Für die Hufwand ist kein Nutzen belegt. In einer Messreihe an sechs Pferden veränderte selbst zweistündiges Wässern den Feuchtigkeitsgehalt der Hufwand nicht. Lediglich das weichere Sohlenhorn nimmt dabei messbar Wasser auf.
Da die Hufwand keine nennenswerte Feuchtigkeit von außen aufnimmt, führt eine dicke Fettschicht aus Huföl oder Huffett der Wand kein Wasser zu. Das Fett liegt stattdessen lediglich oberflächlich auf. Sinnvolle Pflegemittel sollten hauchdünn auf den sauberen, trockenen Huf aufgetragen werden.
In einer kontrollierten Doppelblindstudie verbesserte eine Biotingabe die makroskopische Hornstruktur. Die Wachstumsgeschwindigkeit blieb dabei unverändert, es dauert also viele Monate, bis neues Horn am Tragrand ankommt. Eine Zufütterung stimmen Sie mit dem Tierarzt ab.

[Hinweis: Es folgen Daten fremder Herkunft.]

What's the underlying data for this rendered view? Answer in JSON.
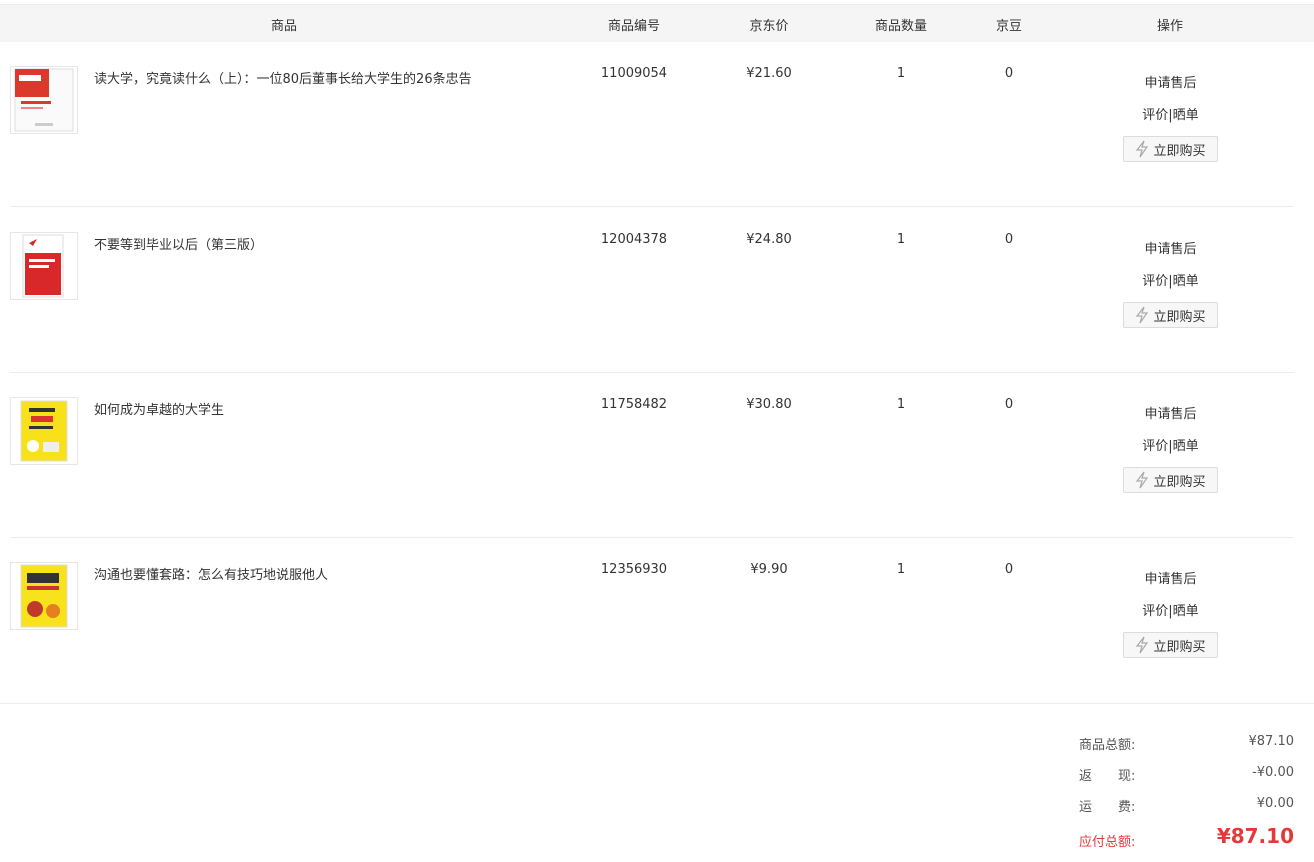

Bei sehr feinen, rein oberflächlichen Rissen reicht oft eine Anpassung der Haltungsbedingungen und der täglichen Pflege. Wenn der Riss jedoch tief ist, den Tragrand destabilisiert oder bis zum Kronrand hinaufreicht, müssen Sie zwingend Ihren Hufschmied oder Tierarzt hinzuziehen, um die mechanische Belastung professionell zu korrigieren.
Der Hufschmied sollte grundsätzlich regelmäßig alle 6 bis 8 Wochen kommen, um das Horn in Balance zu halten und mechanischen Überlastungen vorzubeugen. Den Tierarzt benötigen Sie bei Lahmheit, tiefen Spalten, feucht-schmierigen Stellen, die auf Fäulnis hindeuten, oder wenn sich das Horn trotz angepasster Pflege nicht bessert.